Jeopardy! champ Amy Schneider recently discussed her mixed feelings after her final game. Schneider absolutely dominated Jeopardy! during her time on the show. Schneider quickly became the first transgender person to qualify for the tournament of champions. She also broke tons of other records during her time on the show.
Of course, losing so far in can come with some mixed feelings. Schneider explained in an Entertainment Weekly interview all the good (and bad) that came with losing that game.
“[I felt] A lot of different feelings. I mean, the primary one was sadness. Being on Jeopardy is the most fun thing I’ve ever done, and I was so sorry to see it go,” she explained. During her time on the show, Schneider won over the hearts of fans and her fellow contestants.

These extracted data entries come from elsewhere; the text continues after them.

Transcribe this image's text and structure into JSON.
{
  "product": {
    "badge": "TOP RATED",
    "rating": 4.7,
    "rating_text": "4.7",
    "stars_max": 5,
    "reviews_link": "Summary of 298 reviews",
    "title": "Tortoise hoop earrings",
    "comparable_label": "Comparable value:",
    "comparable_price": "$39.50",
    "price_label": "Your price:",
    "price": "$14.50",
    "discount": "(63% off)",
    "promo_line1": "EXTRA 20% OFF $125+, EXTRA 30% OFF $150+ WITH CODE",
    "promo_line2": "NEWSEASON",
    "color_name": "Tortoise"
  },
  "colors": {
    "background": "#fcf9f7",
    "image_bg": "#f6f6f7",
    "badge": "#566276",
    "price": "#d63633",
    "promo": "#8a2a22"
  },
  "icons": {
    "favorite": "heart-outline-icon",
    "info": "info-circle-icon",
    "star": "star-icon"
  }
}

But… she has to admit that it’s nice not having the pressure to come up with more charming little anecdotes.
“But it was definitely mixed with some feeling of relief. I know that one of the first thoughts I had was, ‘Well, I don’t have to come up with any more anecdotes!'” she joked.
But on a more serious note, ending her winning streak did mean she got to return home to her girlfriend, who she had never been apart from for that long.

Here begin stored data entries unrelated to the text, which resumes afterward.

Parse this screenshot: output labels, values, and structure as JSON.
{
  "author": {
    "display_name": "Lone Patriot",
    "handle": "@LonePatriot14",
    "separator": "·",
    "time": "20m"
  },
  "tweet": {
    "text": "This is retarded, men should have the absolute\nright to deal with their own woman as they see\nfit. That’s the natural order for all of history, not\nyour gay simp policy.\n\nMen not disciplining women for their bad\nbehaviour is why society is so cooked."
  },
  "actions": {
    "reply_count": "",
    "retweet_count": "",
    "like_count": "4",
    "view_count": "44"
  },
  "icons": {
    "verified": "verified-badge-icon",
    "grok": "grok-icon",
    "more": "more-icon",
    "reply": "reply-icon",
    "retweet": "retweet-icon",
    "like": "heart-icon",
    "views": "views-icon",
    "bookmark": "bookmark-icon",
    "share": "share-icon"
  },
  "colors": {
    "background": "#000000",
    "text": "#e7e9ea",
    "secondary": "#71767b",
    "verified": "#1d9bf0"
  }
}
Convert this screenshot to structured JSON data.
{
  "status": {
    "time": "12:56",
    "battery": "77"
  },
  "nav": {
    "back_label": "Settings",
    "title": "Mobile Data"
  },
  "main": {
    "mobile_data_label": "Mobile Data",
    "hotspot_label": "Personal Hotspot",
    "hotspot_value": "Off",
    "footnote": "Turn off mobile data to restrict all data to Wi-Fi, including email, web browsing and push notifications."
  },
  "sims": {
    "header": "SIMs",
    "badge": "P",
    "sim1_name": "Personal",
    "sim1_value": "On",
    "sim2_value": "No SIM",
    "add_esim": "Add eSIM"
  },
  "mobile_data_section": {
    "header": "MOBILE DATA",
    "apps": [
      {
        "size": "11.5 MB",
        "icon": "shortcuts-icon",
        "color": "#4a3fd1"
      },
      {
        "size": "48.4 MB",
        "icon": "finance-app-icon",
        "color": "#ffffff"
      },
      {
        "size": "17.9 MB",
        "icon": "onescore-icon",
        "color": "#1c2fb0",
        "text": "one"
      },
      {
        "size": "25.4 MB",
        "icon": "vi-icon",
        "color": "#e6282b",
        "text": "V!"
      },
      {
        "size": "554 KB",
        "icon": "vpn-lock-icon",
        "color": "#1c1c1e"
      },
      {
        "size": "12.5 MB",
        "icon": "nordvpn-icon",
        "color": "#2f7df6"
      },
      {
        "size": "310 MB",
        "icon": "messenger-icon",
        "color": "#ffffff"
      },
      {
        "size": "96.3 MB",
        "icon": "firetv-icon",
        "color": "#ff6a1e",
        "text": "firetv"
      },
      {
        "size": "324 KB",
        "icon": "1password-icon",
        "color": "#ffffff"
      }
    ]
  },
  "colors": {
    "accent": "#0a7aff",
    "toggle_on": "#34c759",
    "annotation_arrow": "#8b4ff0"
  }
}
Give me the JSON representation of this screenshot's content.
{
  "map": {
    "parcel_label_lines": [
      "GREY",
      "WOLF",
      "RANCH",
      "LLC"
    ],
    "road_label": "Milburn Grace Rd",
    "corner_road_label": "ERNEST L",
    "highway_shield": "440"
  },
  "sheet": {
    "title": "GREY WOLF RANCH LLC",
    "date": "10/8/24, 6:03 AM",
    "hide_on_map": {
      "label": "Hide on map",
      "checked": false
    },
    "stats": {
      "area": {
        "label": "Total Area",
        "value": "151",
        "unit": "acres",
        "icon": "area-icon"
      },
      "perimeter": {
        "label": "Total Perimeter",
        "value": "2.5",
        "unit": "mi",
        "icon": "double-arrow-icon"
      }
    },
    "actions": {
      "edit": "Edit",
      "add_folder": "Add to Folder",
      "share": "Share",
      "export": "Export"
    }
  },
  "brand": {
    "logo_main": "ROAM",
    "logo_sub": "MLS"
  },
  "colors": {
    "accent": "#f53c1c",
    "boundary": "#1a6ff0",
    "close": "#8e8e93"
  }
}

” But just as much, I don’t have to come back down to L.A. and leave Genevieve, my girlfriend, at home anymore. Because that was really hard. We hadn’t really been separated for that period of time before I went on Jeopardy, and I didn’t enjoy that part of it,” she continued.
This is the Question that Lost Amy Schneider the ‘Jeopardy!’ Game
Amy Schneider came incredibly close to continuing on her streak, but ultimately, her getting tripped up with one question was her downfall.

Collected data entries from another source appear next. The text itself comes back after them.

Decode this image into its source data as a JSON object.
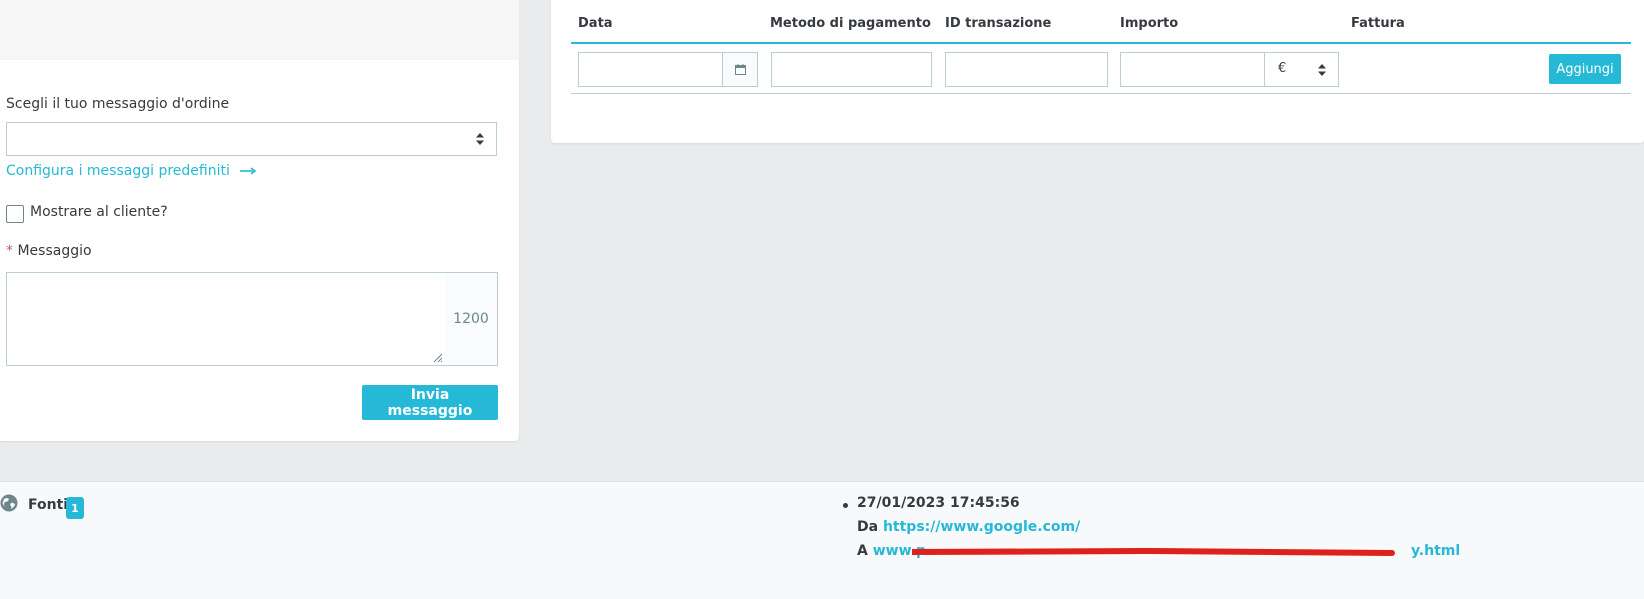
{
  "message_form": {
    "select_label": "Scegli il tuo messaggio d'ordine",
    "select_value": "",
    "configure_link": "Configura i messaggi predefiniti",
    "show_customer_label": "Mostrare al cliente?",
    "show_customer_checked": false,
    "required_mark": "*",
    "message_label": "Messaggio",
    "message_value": "",
    "char_counter": "1200",
    "send_button": "Invia messaggio"
  },
  "payments": {
    "columns": [
      "Data",
      "Metodo di pagamento",
      "ID transazione",
      "Importo",
      "Fattura"
    ],
    "inputs": {
      "date": "",
      "method": "",
      "transaction_id": "",
      "amount": ""
    },
    "currency": "€",
    "add_button": "Aggiungi"
  },
  "sources": {
    "title": "Fonti",
    "count": "1",
    "entries": [
      {
        "datetime": "27/01/2023 17:45:56",
        "from_label": "Da",
        "from_url": "https://www.google.com/",
        "to_label": "A",
        "to_url_start": "www.p",
        "to_url_end": "y.html"
      }
    ]
  },
  "colors": {
    "accent": "#25b9d7",
    "text": "#363a41",
    "border": "#bbcdd2",
    "required": "#c05c67",
    "redaction": "#e0201f"
  }
}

It was in the countries of the World section. The clue was that the answer was “the only nation in the world whose name in English ends with an ‘H’ and is also one of the 10 most populous.”
The answer was supposed to be “What is Bangladesh?”
Schneider didn’t write anything, while competitor Rhone Talsma wrote down the correct answer and ultimately surpassed her. It was a blow to fans, who were wondering if she could beat even the record of Ken Jennings.
“It’s really been an honor,” Schneider said in a separate interview. “To know that I’m one of the most successful people at a game I’ve loved since I was a kid and to know that I’m a part of its history now, I just don’t know how to process it.”